2019-12-14Zeitschriftenartikel DOI: 10.3390/v11121159
Ecology of West Nile Virus in the Danube Delta, Romania: Phylogeography, Xenosurveillance and Mosquito Host-Feeding Patterns
The ecology of West Nile virus (WNV) in the Danube Delta Biosphere Reserve (Romania) was investigated by combining studies on the virus genetics, phylogeography, xenosurveillance and host-feeding patterns of mosquitoes. Between 2014 and 2016, 655,667 unfed and 3842 engorged mosquito females were collected from four sampling sites.
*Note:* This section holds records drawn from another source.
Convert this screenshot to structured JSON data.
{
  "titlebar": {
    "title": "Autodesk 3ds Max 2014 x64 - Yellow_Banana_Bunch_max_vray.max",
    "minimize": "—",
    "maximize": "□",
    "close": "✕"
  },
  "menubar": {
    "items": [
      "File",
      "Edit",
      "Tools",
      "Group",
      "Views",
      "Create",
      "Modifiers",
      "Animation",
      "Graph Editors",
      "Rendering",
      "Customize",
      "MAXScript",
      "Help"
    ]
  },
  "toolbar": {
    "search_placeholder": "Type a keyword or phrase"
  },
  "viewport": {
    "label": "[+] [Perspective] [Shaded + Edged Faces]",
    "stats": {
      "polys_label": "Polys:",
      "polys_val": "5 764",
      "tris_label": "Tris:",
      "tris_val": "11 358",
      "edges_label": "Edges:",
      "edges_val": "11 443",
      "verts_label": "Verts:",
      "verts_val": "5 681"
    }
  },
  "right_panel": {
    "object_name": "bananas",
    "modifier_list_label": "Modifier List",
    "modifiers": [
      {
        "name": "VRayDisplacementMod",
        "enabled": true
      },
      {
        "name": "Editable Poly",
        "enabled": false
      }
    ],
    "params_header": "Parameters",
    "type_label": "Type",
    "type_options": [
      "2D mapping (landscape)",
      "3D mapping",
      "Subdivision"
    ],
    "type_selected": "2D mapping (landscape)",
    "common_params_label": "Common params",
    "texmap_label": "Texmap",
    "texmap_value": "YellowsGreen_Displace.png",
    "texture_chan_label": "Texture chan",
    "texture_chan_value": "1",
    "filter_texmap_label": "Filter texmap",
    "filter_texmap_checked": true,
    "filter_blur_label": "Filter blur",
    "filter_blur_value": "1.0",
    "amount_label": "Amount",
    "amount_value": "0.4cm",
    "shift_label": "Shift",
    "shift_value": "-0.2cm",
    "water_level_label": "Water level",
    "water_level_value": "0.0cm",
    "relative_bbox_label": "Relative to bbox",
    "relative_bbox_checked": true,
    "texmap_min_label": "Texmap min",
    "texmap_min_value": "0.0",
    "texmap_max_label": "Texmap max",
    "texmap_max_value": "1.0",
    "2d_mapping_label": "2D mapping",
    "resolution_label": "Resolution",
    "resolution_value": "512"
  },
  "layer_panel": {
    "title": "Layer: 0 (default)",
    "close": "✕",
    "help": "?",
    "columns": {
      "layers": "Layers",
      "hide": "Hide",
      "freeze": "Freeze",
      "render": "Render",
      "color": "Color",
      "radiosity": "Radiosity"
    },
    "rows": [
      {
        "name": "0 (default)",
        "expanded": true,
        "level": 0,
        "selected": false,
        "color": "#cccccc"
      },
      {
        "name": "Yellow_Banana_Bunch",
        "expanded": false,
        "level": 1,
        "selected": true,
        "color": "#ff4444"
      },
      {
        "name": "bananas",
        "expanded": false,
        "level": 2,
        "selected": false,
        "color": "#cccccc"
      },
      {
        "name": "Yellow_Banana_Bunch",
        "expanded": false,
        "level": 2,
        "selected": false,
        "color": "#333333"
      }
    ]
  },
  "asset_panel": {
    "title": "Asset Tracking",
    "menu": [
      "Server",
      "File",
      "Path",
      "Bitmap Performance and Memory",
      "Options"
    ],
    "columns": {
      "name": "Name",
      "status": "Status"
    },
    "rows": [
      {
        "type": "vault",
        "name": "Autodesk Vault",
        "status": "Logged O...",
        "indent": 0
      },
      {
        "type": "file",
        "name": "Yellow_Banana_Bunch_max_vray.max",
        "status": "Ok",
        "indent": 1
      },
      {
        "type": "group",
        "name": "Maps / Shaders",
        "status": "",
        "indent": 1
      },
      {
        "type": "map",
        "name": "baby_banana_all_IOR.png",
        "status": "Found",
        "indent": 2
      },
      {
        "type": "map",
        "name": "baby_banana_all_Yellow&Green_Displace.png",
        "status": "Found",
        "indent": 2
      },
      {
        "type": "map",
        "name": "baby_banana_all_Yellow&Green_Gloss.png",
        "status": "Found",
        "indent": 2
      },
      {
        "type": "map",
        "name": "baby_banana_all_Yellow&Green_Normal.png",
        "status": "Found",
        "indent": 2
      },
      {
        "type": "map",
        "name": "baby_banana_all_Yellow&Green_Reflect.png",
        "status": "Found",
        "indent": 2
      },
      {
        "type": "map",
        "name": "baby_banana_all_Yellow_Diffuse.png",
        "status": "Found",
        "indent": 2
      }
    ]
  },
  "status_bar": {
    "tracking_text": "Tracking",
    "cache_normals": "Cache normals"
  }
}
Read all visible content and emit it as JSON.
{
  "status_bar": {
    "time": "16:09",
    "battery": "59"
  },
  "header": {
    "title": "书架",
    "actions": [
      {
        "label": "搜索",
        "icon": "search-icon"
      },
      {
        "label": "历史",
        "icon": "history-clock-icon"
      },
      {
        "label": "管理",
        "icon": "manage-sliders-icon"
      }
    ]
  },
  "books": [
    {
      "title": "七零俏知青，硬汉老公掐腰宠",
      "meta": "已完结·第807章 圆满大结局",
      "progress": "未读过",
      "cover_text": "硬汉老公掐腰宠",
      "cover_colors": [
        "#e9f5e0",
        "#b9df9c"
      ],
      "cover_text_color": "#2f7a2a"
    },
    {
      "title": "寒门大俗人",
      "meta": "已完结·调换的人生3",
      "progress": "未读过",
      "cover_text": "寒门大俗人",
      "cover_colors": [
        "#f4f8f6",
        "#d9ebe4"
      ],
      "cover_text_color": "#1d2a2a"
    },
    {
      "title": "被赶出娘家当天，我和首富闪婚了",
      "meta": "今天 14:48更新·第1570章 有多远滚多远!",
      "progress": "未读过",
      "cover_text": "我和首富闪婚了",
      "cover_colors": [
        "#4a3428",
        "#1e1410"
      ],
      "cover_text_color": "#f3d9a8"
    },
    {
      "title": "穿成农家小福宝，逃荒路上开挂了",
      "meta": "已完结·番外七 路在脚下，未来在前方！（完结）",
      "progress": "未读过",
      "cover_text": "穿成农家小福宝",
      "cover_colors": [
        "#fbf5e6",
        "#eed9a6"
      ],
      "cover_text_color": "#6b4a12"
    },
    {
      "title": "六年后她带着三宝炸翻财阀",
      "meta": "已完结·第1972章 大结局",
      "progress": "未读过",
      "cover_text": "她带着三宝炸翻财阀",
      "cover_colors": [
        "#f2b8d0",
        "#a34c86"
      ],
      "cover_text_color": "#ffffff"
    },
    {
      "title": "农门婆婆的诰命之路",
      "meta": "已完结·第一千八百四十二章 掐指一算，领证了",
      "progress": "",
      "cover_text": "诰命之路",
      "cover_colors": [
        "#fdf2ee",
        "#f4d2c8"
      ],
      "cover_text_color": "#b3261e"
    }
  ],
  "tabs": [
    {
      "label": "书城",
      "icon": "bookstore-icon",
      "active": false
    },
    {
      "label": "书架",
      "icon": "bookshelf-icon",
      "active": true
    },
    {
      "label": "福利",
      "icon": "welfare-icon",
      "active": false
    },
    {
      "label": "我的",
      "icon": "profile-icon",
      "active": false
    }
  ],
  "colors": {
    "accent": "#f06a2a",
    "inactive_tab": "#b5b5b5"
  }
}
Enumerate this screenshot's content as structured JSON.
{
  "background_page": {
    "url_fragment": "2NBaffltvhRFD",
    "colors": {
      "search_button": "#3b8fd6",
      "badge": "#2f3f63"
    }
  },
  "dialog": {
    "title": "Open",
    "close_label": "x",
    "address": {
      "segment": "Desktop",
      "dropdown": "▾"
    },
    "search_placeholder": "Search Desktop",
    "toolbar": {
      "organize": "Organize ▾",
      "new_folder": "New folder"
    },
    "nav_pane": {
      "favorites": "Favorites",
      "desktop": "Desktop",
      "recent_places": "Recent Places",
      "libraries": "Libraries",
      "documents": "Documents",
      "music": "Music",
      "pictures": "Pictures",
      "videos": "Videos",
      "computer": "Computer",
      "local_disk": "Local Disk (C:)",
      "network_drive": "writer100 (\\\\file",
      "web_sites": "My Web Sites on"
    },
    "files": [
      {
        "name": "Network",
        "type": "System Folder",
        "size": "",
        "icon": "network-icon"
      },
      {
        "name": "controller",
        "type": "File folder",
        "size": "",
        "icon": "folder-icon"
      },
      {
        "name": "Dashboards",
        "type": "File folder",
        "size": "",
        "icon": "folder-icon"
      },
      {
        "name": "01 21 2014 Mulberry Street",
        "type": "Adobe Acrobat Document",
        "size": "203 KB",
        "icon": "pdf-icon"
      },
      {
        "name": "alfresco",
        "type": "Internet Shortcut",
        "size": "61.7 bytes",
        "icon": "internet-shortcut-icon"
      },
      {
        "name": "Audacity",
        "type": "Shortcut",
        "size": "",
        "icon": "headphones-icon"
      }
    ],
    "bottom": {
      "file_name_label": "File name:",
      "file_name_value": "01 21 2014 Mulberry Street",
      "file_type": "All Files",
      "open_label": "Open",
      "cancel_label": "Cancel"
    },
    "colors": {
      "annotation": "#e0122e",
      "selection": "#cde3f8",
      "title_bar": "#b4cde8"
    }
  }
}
Blood-fed mosquitoes were negative for WNV-RNA, but two pools of unfed Culex pipiens s.l./torrentium collected in 2014 were tested positive. Our results suggest that Romania experienced at least two separate WNV lineage 2 introductions: from Africa into Danube Delta and from Greece into southeastern Romania in the 1990s and early 2000s, respectively. The genetic diversity of WNV in Romania is primarily shaped by in situ evolution. WNV-specific antibodies were detected for 19 blood-meals from dogs and horses, but not from birds or humans. The hosts of mosquitoes were dominated by non-human mammals (19 species), followed by human and birds (23 species). Thereby, the catholic host-feeding pattern of Culex pipiens s.l./torrentium with a relatively high proportion of birds indicates the species' importance as a potential bridge vector. The low virus prevalence in combination with WNV-specific antibodies indicate continuous, but low activity of WNV in the Danube Delta during the study period.